EMP and Missile Defense Increased Preparedness
Beginning immediately and prior to a disarming strike against North Korea, while giving diplomacy its last chance, the U.S. should:
--EMP harden the national electric grid on an emergency basis. Much could be accomplished in 6 months.
--Crash-develop improved offensive and defensive weapons, including Super-EMP weapons and better anti-missile defenses. Revolutionary weapons have languished throughout the Obama Administration, awaiting a visionary or needful President.
The Bottom Line
A U.S. disarming strike against North Korea would restore America's tattered credibility and could preserve peace for a generation:
--The North Korean "nuclear gun" built by China and Russia, and their best plan for winning their New Cold War against the United States and the Free World, would be defeated.
--Deterrence against aggression by China and Russia in Asia and Europe would be strengthened.
--Iran might be deterred from further nuclearization, and the principle of "assertive disarmament" established to enforce the nuclear Non-Proliferation Treaty
--The U.S. would buy itself time to build Fortress America by EMP hardening its critical infrastructures and deploying revolutionary space-based missile defenses, successfully developed by the Strategic Defense Initiative (SDI), that would render nuclear missiles obsolete.
--Fortress America hardened against EMP and protected by space-based defenses would deprive Russia, China, North Korea, and Iran of their best threats. The bad guys would have to catch-up technologically, or consign themselves to the ash heap of history, or join the civilized world.
Those who would not risk a disarming strike against North Korea from fear of nuclear retaliation should consider this.

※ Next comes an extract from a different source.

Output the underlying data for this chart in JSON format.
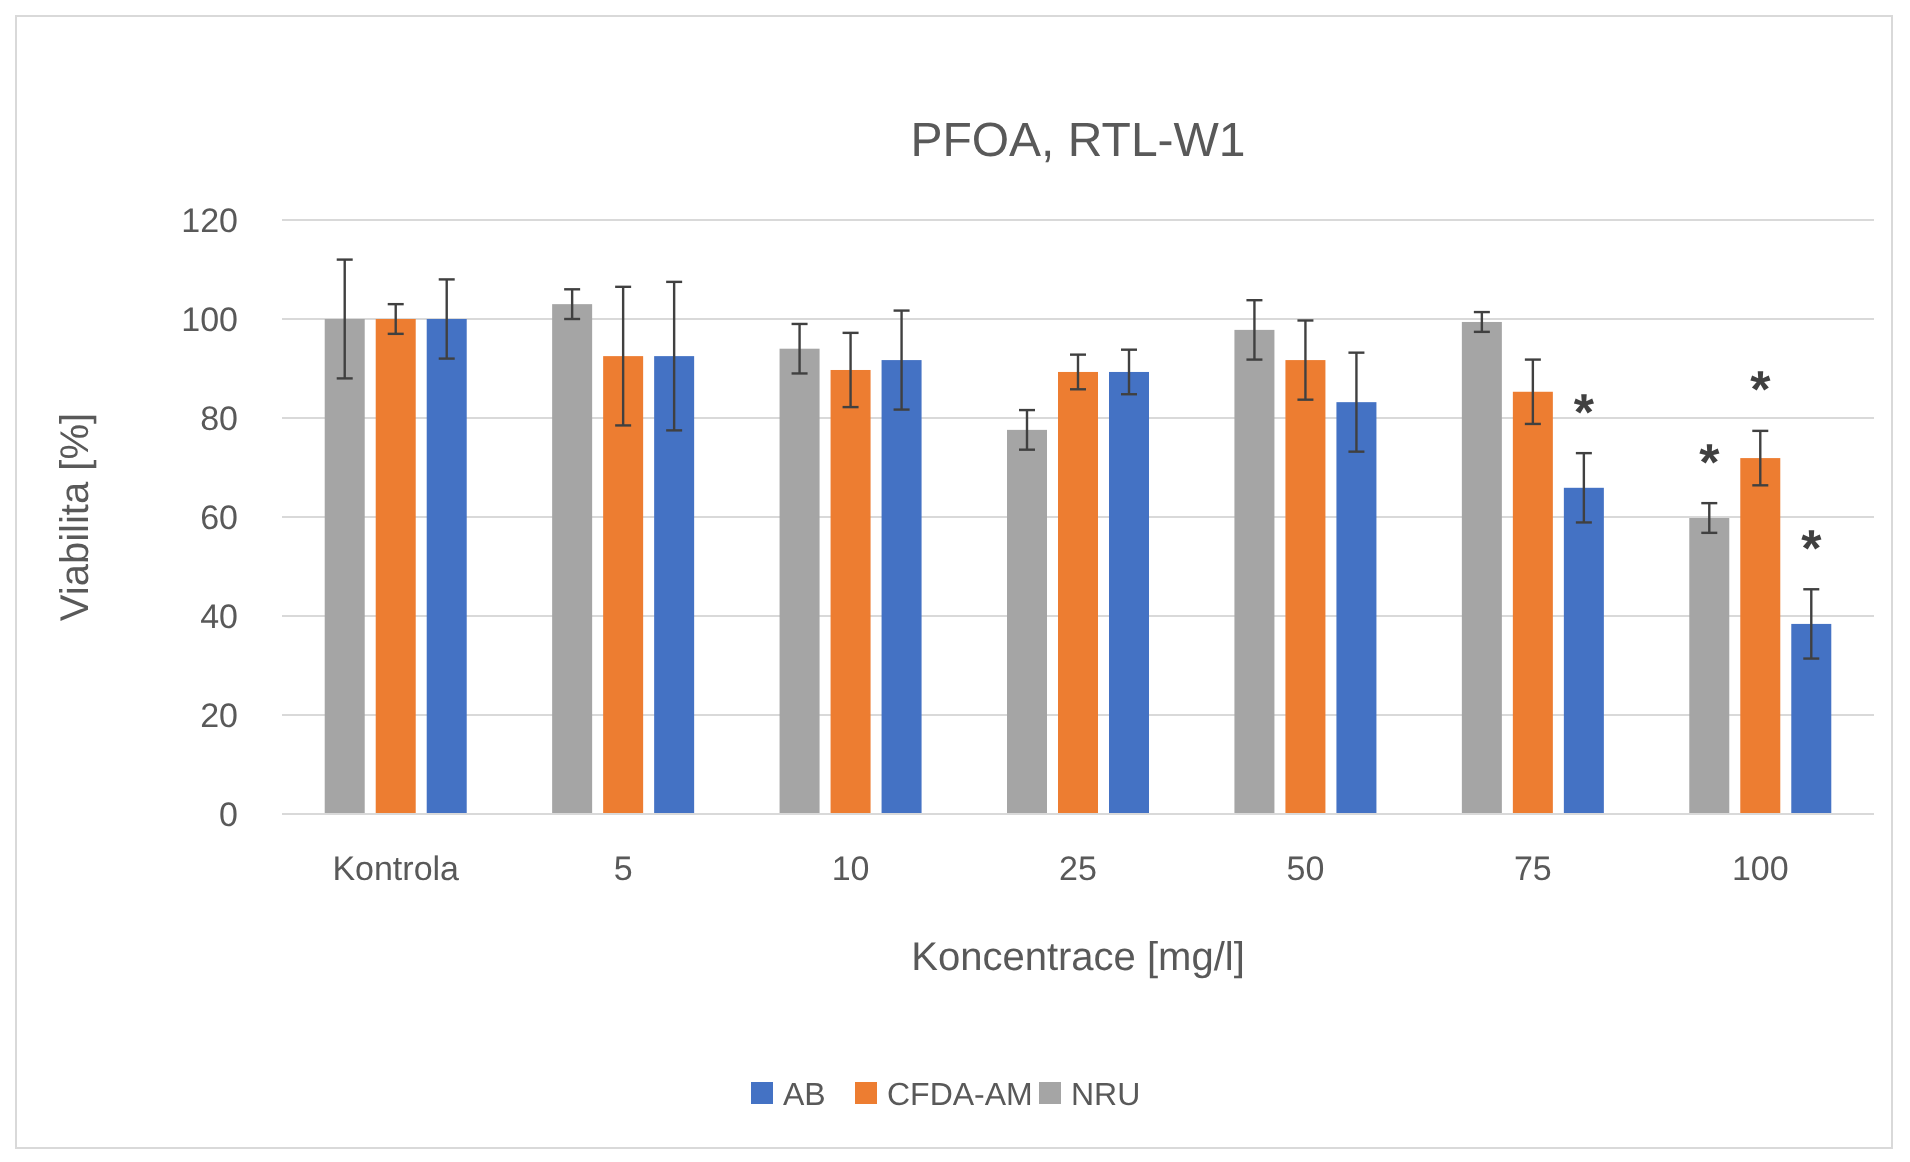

If Kim Jong-Un is so aggressive that he would provoke his own annihilation by retaliating massively for the loss of so relatively little of his military capabilities, then we had better strike him now, while he has fewer than 12 ICBMs, and not wait until he has 100 ICBMs and is ready to strike us.
Finally, there are other options, much less risky and easier to execute, for neutralizing the nuclear threat from North Korea.
Unfortunately, some of the best of these options - that are alternatives to war - the United States has outlawed and prohibited to itself. Yet throughout history all nations and every nation on Earth today, except the United States, has used and still uses the full panoply of intelligence and clandestine black arts.
This self-imposed moratorium and misguided idealism has already cost 3,000 American lives during 9/11. Shall Kim Jong-Un now be allowed to kill millions more Americans on behalf of political correctness?